As terapias de reabilitação também são bem importantes. A fisioterapia, por exemplo, ajuda a manter a função e o movimento, a reduzir o risco de quedas, a aliviar a dor nas articulações e a maximizar a independência.
É recomendado que os indivíduos acometidos pela doença realizem exercícios de baixo impacto como caminhada, natação ou bicicleta ergométrica. A terapia ocupacional auxilia nas atividades diárias e no autocuidado.
Os cuidados fonoaudiológicos ajudam os pacientes a desenvolver estratégias para falar mais alto e claramente, e a manter a capacidade de comunicação. O suporte nutricional e respiratório também faz parte da abordagem terapêutica multidisciplinar.
A consulta com o nutricionista é necessária para ajudar a planejar refeições nutritivas e identificar alimentos que devem ser evitados. Principalmente quando há dificuldade para mastigar e engolir.
À medida que os músculos respiratórios enfraquecem, a ventilação não invasiva (VNI) pode ser usada para auxiliar na respiração. No começo à noite, e depois em tempo integral. A Esclerose Lateral Amiotrófica é uma doença neurodegenerativa complexa e devastadora, que afeta progressivamente a capacidade motora dos indivíduos.
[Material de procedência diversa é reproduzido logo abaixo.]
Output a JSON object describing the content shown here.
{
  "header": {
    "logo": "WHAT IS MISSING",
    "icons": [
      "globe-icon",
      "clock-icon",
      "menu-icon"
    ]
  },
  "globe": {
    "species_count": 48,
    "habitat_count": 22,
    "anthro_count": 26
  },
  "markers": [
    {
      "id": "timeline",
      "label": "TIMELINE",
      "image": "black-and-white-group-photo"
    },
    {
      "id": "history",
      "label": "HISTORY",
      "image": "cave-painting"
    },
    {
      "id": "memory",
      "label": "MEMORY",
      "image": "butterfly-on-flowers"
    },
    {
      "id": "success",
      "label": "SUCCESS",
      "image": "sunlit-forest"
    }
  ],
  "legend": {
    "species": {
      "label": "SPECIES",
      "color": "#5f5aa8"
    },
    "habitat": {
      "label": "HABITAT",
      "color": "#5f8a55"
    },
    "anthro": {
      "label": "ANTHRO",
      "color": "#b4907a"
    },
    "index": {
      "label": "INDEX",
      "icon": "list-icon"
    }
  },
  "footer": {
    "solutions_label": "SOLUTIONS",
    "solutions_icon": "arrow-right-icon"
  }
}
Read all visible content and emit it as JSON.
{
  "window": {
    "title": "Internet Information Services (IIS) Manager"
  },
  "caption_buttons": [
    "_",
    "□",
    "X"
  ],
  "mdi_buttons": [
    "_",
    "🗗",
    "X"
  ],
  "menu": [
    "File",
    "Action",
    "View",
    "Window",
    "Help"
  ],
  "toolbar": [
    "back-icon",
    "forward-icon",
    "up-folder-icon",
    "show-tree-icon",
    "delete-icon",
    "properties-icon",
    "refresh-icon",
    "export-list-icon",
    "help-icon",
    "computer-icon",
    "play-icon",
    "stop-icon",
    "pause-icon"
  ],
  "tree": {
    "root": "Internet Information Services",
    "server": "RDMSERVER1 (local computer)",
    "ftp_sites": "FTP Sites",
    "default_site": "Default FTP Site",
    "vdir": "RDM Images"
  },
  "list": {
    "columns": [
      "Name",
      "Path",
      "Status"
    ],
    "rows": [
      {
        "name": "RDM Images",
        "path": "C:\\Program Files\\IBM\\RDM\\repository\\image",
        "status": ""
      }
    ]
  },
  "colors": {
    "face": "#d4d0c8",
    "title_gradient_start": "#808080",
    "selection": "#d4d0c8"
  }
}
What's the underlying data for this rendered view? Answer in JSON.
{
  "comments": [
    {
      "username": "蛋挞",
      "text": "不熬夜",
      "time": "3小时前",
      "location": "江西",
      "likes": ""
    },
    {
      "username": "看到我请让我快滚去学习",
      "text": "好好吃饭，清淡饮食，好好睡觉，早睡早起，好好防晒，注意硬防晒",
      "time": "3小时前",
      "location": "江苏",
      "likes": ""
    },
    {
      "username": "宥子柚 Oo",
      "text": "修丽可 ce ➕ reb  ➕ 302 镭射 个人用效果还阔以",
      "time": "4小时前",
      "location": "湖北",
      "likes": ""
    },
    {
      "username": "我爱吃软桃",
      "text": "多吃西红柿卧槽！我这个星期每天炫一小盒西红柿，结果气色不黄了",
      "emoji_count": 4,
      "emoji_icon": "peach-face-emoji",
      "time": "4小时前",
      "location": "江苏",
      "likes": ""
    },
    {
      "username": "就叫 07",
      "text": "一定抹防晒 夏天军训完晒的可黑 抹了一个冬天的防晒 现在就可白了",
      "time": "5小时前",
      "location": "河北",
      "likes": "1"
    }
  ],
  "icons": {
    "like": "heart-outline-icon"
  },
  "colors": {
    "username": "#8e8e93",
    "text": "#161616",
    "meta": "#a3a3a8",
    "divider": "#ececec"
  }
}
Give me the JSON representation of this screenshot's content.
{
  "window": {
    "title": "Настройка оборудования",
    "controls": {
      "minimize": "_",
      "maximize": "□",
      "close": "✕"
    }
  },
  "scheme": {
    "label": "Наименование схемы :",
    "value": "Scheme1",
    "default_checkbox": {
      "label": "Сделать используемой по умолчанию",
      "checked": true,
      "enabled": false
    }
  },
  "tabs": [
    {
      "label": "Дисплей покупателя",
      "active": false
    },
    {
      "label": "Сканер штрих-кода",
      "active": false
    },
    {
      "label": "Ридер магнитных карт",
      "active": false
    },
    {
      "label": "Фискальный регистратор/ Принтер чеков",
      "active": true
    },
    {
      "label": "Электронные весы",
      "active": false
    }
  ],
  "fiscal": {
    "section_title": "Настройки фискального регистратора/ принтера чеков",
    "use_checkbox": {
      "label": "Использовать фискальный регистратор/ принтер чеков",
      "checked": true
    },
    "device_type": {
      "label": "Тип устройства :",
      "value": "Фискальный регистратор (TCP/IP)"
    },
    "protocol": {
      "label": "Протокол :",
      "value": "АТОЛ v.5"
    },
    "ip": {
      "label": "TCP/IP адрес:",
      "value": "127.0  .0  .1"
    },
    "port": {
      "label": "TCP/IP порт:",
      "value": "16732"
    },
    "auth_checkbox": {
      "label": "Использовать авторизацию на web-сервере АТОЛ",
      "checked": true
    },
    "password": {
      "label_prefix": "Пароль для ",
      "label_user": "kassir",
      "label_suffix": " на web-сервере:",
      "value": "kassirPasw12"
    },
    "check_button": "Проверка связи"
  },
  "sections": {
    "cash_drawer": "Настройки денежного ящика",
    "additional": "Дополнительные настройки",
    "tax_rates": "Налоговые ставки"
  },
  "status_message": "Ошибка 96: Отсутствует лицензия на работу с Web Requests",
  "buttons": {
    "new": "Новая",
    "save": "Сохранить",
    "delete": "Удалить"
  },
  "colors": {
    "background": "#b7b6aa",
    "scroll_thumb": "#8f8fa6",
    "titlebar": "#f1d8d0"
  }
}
A compreensão dos sintomas iniciais da ELA é importante, pois um diagnóstico precoce permite a implementação de terapias e tratamentos. Mesmo elas não curando a doença, podem retardar sua progressão, aliviar os sintomas e, consequentemente, melhorar a qualidade de vida do paciente.
Este conteúdo tem caráter informativo e não substitui avaliação médica. Em caso de dúvidas, procure um especialista habilitado.